In this paper, we present a semi-Lagrangian (SL) method based on a non-polynomial function space for solving the Vlasov equation. We find that a non-polynomial function based scheme is suitable to the specifics of the target problems. To address issues that arise in phase space models of plasma problems, we develop a weighted essentially non-oscillatory (WENO) scheme using trigonometric polynomials. In particular, the non-polynomial WENO method is able to achieve improved accuracy near sharp gradients or discontinuities. Moreover, to obtain a high-order of accuracy in not only space but also time, it is proposed to apply a high-order splitting scheme in time. We aim to introduce the entire SL algorithm with high-order splitting in time and high-order WENO reconstruction in space to solve the Vlasov-Poisson system. Some numerical experiments are presented to demonstrate robustness of the proposed method in having a high-order of convergence and in capturing non-smooth solutions. A key observation is that the method can capture phase structure that require twice the resolution with a polynomial based method. In 6D, this would represent a significant savings.

Appendices

Appendix A Formulation of \(\mathbf {C}\) and \(\mathbf {c}_k\)

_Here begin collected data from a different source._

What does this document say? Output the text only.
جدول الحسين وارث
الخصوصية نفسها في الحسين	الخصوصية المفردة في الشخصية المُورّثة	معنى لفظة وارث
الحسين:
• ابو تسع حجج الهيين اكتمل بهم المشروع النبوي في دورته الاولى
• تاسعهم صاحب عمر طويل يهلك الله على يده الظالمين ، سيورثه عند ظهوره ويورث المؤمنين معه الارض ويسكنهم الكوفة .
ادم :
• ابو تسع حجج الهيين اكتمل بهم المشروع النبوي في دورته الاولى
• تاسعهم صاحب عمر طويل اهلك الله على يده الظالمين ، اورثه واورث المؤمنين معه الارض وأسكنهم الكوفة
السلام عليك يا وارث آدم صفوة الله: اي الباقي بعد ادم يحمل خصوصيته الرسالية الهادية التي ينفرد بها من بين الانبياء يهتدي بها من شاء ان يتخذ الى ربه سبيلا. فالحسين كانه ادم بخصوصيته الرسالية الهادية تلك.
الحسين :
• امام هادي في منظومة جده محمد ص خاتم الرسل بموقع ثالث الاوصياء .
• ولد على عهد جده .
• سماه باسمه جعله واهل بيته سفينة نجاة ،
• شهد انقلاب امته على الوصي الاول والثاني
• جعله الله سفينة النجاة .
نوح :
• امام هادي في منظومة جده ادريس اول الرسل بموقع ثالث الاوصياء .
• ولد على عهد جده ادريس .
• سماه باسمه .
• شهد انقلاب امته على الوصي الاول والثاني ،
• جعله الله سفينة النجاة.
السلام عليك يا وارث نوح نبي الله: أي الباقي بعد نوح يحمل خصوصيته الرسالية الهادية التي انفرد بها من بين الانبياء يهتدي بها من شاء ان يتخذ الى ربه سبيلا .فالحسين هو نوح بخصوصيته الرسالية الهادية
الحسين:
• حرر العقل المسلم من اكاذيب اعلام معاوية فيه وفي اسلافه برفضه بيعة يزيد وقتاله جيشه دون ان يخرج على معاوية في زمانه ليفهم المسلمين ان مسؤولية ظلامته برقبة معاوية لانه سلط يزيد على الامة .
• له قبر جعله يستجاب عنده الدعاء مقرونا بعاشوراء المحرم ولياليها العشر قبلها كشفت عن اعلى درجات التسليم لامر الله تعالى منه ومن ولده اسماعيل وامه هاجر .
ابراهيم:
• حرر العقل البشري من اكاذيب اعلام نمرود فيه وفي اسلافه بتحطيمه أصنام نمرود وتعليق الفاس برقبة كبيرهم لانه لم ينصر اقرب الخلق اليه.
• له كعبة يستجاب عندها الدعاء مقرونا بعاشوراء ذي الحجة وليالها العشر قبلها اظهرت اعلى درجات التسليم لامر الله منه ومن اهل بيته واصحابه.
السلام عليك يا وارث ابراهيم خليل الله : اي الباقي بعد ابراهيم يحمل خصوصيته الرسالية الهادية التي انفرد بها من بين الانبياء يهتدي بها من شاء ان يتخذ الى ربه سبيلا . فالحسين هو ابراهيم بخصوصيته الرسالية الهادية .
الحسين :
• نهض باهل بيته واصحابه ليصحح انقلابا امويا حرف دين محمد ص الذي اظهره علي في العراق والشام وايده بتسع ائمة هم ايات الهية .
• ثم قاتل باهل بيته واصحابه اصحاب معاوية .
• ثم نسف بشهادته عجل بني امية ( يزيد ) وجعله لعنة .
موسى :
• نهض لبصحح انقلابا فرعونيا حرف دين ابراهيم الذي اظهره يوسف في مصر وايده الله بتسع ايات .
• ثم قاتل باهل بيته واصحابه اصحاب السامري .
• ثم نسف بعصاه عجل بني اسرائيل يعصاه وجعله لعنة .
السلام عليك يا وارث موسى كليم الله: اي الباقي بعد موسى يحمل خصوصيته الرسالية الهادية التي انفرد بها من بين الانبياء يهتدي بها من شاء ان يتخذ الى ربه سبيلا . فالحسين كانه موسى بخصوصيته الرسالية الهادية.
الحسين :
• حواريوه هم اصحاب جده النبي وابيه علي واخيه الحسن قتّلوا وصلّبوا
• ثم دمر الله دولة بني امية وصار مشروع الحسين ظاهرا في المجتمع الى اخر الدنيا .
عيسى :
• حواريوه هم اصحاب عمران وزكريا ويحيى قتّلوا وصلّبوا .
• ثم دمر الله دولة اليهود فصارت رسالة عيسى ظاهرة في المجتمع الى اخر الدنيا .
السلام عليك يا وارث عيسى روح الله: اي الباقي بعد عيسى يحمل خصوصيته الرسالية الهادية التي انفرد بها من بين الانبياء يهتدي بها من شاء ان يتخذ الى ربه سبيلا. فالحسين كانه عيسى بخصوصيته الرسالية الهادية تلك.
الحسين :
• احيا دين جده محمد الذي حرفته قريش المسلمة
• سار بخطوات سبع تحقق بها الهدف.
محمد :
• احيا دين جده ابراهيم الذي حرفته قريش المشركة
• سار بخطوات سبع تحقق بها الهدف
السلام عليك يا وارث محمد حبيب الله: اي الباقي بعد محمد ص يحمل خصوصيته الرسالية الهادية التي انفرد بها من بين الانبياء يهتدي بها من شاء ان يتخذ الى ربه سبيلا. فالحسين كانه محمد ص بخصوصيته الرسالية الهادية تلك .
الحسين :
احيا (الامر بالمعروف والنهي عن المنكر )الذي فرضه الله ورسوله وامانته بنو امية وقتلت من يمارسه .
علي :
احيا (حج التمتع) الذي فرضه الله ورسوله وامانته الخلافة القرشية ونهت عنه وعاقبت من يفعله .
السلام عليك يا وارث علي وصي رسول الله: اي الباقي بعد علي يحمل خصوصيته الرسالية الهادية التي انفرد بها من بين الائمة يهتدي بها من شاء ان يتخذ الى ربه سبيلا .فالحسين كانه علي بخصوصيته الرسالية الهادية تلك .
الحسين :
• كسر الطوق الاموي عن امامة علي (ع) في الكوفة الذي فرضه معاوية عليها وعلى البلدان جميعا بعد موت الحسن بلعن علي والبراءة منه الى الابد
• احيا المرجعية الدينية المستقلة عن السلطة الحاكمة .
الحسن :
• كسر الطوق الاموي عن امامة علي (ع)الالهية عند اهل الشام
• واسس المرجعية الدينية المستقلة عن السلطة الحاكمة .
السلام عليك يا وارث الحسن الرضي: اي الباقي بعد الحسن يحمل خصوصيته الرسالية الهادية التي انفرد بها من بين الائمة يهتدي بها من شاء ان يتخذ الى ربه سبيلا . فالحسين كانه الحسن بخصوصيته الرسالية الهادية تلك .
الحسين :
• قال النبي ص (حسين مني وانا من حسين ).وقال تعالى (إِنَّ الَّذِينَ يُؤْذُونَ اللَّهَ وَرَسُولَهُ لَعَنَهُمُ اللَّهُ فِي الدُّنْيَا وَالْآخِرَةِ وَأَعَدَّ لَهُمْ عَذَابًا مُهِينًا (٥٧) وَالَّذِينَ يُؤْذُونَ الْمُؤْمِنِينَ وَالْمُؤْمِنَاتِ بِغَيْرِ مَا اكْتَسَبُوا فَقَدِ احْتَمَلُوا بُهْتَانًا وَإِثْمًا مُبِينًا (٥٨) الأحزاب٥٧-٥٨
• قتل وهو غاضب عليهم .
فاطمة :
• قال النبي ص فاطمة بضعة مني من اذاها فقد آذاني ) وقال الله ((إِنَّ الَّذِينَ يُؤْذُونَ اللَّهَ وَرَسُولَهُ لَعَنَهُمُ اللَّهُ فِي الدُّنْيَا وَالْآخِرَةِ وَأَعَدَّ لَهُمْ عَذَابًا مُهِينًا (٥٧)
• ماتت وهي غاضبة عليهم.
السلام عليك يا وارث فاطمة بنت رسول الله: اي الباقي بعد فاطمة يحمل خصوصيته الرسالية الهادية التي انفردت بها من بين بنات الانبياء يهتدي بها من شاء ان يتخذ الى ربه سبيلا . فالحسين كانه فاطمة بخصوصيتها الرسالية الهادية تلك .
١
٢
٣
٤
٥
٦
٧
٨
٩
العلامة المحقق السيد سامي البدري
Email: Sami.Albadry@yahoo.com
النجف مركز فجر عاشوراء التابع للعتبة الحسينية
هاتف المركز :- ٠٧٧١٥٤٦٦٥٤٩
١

The numerical flux \({\hat{f}}_{j-\frac{1}{2}}\) in (25) based on the function space \(\varGamma _5 = \mathrm{span} \{\cos {x},\sin { x}, x^2, x^3, x^4\}\) is constructed by using the coefficients

$$\begin{aligned} \mathbf {C} = \left[ \frac{550}{16\,403}, -\frac{157}{724}, \frac{1\,587}{2\,057}, \frac{281}{599}, -\frac{155}{3\,016} \right] ^{\text T}. \end{aligned}$$

The local numerical flux \({\hat{f}}_{j-\frac{1}{2}}^k\) in (26) can be obtained based on algebraic function space \(\varPi _3 =\mathrm{span}\{1, x, x^2\}\) with the constants

$$\begin{aligned} \mathbf {c}^0&= \left[ \frac{1}{3} ,-\frac{7}{6}, \frac{11}{6} \right] ^{\text T}, \\ \mathbf {c}^1&= \left[ -\frac{1}{6} , \frac{5}{6}, \frac{1}{3} \right] ^{\text T}, \\ \mathbf {c}^2&= \left[ \frac{1}{3} , \frac{5}{6},-\frac{1}{6} \right] ^{\text T}, \end{aligned}$$

or based on the function space \(\mathrm{span} \{1, \sin {x},\cos { x}\}\) with the coefficients

$$\begin{aligned} \mathbf {c}^0&= \left[ \frac{109}{280 } , -\frac{478}{471 }, \frac{ 1\,411}{868 } \right] ^{\text T}, \\ \mathbf {c}^1&= \left[ -\frac{826}{4\,031} , \frac{1\,973}{2\,419}, \frac{ 109}{280 } \right] ^{\text T}, \\ \mathbf {c}^2&= \left[ \frac{109}{280 } , \frac{1\,973}{2\,419}, -\frac{ 826}{4\,031 } \right] ^{\text T}. \end{aligned}$$

Appendix B Proof of Proposition 2

Assuming f smooth enough around the stencil, we can represent the smoothness indicators (28) using Taylor expansion as

$$\begin{aligned} \begin{aligned} \beta _0&= \left( \Delta x f'_{j-\frac{1}{2}} -\frac{23}{24} \Delta x^3 f'''_{j-\frac{1}{2}} + {{\mathcal {O}}}(\Delta x^4) \right) ^2 + \left( \Delta x^2 f''_{j-\frac{1}{2}} -\frac{3}{2} \Delta x^3 f'''_{j-\frac{1}{2}} + {{\mathcal {O}}}(\Delta x^4) \right) ^2, \\ \beta _1&= \left( \Delta x f'_{j-\frac{1}{2}} +\frac{1}{24} \Delta x^3 f'''_{j-\frac{1}{2}} + {{\mathcal {O}}}(\Delta x^4) \right) ^2 + \left( \Delta x^2 f''_{j-\frac{1}{2}} -\frac{1}{2} \Delta x^3 f'''_{j-\frac{1}{2}} + {{\mathcal {O}}}(\Delta x^4) \right) ^2, \\ \beta _2&= \left( \Delta x f'_{j-\frac{1}{2}} +\frac{1}{24} \Delta x^3 f'''_{j-\frac{1}{2}} + {{\mathcal {O}}}(\Delta x^4) \right) ^2 + \left( \Delta x^2 f''_{j-\frac{1}{2}} +\frac{1}{2} \Delta x^3 f'''_{j-\frac{1}{2}} + {{\mathcal {O}}}(\Delta x^4) \right) ^2. \end{aligned} \end{aligned}$$

Then for each \(k=0,1,2\), we can obtain

$$\begin{aligned} 1+\frac{\tau }{(\epsilon +\beta _k)^2}&= 1+\frac{(\beta _2 - \beta _0)^2}{(\epsilon +\beta _k)^2} \\&= 1+\frac{\left( 2\Delta x^4 f'_{j-\frac{1}{2}} f'''_{j-\frac{1}{2}} + {{\mathcal {O}}}(\Delta x^5) \right) ^2}{(\epsilon +\beta _k)^2} \\&= 1+ C \Delta x^4 + {{\mathcal {O}}}(\Delta x^5) \end{aligned}$$

with a constant C, by choosing \(\epsilon = \Delta x^2\), so that it is straightforward by the definition of \(\omega _k\) in (29).